Hierfür dürfte die Rechtsgrundlage jedoch fehlen, denn weder das Grundgesetz noch die Bund-Ländervereinbarung zur Errichtung des Havariekommandos (HKV) bieten für medizinische Rettungsdienste eine Grundlage. Nach dem Aufgabenkatalog des Grundgesetzes (Art. 30, 70 Abs. 1) sind Rettungsdienste Aufgaben der Länder. Das HK ist bekanntlich geschaffen worden, um »komplexe Schadenslagen«, also Großschadensereignisse zu bekämpfen. Arbeitsunfälle werden im Normallfall diese Schwelle nicht erreichen. Offenbar wurde der Begriff »komplexe Rettungssituation« gewählt, um eine sprachliche Verbindung mit der »komplexen Schadenslage« zu finden. Falls also staatliche Rettungsdienste für notwendig erachtet werden, müsste dies zwischen Bund und Küstenländern neu vereinbart und beispielsweise dem HK zugewiesen werden.
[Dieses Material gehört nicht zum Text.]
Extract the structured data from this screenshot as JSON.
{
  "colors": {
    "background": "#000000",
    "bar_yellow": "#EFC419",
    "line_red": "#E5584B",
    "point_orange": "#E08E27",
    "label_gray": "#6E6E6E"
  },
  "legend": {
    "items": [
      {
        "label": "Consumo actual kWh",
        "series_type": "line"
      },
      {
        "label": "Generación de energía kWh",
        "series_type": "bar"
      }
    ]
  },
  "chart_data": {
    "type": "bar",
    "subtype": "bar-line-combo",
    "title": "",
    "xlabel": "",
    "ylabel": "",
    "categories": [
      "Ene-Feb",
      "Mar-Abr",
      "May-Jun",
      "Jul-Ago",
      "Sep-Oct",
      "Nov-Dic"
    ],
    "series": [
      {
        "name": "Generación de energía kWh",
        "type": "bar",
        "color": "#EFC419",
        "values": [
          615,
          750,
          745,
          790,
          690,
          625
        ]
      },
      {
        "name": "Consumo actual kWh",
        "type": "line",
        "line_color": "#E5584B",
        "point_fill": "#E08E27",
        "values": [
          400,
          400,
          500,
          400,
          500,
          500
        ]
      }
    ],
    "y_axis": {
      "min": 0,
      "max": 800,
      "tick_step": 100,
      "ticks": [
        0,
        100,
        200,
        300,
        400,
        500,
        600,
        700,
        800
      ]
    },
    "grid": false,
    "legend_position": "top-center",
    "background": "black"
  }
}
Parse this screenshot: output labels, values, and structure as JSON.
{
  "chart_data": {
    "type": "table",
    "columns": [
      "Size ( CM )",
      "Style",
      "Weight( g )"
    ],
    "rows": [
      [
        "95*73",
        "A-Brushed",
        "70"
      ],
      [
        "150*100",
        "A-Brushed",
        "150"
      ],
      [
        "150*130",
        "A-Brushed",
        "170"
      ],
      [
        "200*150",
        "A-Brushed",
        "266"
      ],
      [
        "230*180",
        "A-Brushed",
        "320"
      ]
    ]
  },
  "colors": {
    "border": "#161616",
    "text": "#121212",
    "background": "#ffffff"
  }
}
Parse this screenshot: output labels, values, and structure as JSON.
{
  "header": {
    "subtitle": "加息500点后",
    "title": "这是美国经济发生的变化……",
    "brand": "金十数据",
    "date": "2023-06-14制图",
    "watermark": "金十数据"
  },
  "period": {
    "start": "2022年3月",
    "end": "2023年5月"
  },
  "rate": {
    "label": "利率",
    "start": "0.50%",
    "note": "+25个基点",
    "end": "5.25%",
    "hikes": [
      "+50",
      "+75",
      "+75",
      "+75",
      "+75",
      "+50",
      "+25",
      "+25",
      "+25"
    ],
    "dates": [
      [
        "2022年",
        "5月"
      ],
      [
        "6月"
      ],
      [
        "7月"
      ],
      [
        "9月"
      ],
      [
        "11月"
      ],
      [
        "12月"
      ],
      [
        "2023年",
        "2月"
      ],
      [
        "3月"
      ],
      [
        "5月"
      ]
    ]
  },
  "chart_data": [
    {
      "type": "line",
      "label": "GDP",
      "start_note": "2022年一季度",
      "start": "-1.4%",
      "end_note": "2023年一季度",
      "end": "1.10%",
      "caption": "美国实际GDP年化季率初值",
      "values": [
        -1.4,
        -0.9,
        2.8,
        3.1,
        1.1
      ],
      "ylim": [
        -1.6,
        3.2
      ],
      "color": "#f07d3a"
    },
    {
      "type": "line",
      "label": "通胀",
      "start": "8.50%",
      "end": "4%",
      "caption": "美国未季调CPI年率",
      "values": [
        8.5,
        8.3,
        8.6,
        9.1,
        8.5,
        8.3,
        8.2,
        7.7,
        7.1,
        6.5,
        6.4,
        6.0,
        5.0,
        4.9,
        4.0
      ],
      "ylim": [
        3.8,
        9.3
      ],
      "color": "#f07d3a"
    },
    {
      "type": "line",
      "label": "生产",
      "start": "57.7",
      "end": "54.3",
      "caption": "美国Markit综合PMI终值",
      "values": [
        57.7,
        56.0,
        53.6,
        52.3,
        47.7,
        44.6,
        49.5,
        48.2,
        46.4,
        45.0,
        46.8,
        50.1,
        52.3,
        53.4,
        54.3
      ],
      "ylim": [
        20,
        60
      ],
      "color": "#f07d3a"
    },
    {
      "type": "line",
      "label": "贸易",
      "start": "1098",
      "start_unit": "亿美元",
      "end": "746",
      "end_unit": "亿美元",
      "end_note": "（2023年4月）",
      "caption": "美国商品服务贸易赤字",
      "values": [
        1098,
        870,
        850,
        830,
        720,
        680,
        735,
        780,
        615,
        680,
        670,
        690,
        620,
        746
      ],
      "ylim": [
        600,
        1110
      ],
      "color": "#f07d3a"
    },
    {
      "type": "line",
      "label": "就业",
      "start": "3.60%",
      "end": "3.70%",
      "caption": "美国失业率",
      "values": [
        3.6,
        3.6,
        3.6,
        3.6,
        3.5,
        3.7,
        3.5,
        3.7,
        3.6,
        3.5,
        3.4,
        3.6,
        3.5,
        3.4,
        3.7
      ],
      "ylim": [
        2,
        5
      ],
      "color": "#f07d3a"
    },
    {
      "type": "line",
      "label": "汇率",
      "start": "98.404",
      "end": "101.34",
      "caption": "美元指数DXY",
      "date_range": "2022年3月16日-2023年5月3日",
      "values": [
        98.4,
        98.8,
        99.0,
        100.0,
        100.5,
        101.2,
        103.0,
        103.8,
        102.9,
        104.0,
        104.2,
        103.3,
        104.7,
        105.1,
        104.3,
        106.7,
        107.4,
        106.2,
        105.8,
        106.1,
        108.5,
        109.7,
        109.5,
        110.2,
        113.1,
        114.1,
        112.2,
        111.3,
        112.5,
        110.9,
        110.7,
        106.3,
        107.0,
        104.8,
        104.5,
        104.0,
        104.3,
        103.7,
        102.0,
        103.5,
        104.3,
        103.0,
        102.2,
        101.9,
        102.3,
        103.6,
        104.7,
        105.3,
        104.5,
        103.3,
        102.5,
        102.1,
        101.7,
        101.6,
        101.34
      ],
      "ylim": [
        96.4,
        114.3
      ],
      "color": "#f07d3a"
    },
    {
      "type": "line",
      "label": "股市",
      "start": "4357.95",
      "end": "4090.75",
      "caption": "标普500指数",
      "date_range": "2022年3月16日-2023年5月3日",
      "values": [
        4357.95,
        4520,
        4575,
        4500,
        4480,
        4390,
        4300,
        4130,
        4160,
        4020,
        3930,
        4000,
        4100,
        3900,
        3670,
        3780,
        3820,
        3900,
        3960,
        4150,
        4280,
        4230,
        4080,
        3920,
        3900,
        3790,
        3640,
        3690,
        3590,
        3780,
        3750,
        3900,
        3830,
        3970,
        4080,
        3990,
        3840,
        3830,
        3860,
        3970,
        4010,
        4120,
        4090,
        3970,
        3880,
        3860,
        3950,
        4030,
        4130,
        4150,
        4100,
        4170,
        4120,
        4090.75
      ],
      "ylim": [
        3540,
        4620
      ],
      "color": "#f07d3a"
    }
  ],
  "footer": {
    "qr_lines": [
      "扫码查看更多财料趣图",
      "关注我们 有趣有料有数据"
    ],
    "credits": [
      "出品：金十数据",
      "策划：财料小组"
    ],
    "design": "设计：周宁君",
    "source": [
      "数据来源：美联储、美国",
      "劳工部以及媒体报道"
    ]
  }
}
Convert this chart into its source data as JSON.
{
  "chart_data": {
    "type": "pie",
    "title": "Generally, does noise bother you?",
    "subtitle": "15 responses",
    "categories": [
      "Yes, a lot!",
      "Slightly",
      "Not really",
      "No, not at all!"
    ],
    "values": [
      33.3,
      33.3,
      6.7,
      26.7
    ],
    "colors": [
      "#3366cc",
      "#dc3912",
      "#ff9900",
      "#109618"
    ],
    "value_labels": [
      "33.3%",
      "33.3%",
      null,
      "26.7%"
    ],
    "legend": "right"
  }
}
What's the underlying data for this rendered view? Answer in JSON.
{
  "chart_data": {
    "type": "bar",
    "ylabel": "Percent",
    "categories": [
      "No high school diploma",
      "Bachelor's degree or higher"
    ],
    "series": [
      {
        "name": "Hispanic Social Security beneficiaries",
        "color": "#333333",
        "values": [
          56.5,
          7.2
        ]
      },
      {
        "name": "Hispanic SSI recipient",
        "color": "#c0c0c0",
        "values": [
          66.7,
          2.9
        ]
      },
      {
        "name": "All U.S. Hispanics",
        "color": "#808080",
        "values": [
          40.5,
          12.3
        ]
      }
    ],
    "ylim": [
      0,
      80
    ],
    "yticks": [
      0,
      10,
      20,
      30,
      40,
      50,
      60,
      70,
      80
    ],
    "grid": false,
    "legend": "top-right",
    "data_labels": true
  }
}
Abgesehen von diesem Teilaspekt ist die rechtlich zergliederte Sicherheit vor dem oben umrissenen breiten Risikoszenario zu sehen und zu ordnen. Es sind Unfallsituationen in und um Windparks denkbar, in denen havarierte Schiffe, Sportboote und sonstige Opfer oder Werte gefährdet oder Umweltschäden zu bekämpfen sind. Die Einbindung privater Dienstleister ist auf vielen Spezialgebieten durchaus möglich, aber zunächst sind aus Expertensicht Bund und Länder für die allgemeine Gefahrenabwehr und die öffentliche Sicherheit und Ordnung zuständig. Die Hubschrauberkrise der Bundeswehr unterstreicht diese Dringlichkeit. Dass seeflug- und nachtflugfähige Hubschrauber der Marine das probateste Mittel zur Hilfeleistung und Rettung auf See sind, dürfte zweifelsfrei sein. Zu den Schwachpunkten zählt weiterhin die Tatsache, dass es keine vollständige Seeraumüberwachung für die gesamte deutsche AWZ gibt. Denn die lückenlose Überwachung durch AIS und Radar durch die Verkehrszentralen der WSV findet nur in den küstennahen Revieren und Ansteuerungsbereichen statt, nicht im küstenfernen Gebiet der AWZ, wo ebenfalls Windparks entstehen. Deshalb hat die WSV im April 2014 eine Durchführungsrichtlinie »Seeraumbeobachtung Offshore-Windparks« erlassen, die zwischen Gebieten mit und ohne (staatlicher) Verkehrssicherung unterscheidet. Soweit sich OWP in Gebieten ohne Verkehrssicherung befinden, wird den Betreibern eine »automatisierte Seeraumbeobachtung« (erstreckt auf die internen Flächen des OWP und 12sm um den OPW herum) und »qualifiziertes Fachpersonal« auferlegt. Sie sollen offenbar als vorgeschobene Beobachter bei kritischen Situationen die Verkehrszentralen informieren, damit diese zur Verkehrssicherung eingreifen können. Ob dieses Zusammenspiel von Partnern mit unterschiedlicher Professionalität und Technik funktionieren kann, darf man bezweifeln. Im Schadens- und Haftungsfall dürfte Streit vorprogrammiert sein. Schließlich fehlt es zum Sicherheitskonzept an laufender Abstimmung und Erfahrungsaustausch mit den Nachbarstaaten und der EU, wie selbst das Sicherheits-Rahmenkonzept einräumt. Allerdings ist festzuhalten, dass für Großschadenslagen die Zusammenarbeit in regionalen Abkommen für Nordsee und Ostsee geregelt und erprobt ist.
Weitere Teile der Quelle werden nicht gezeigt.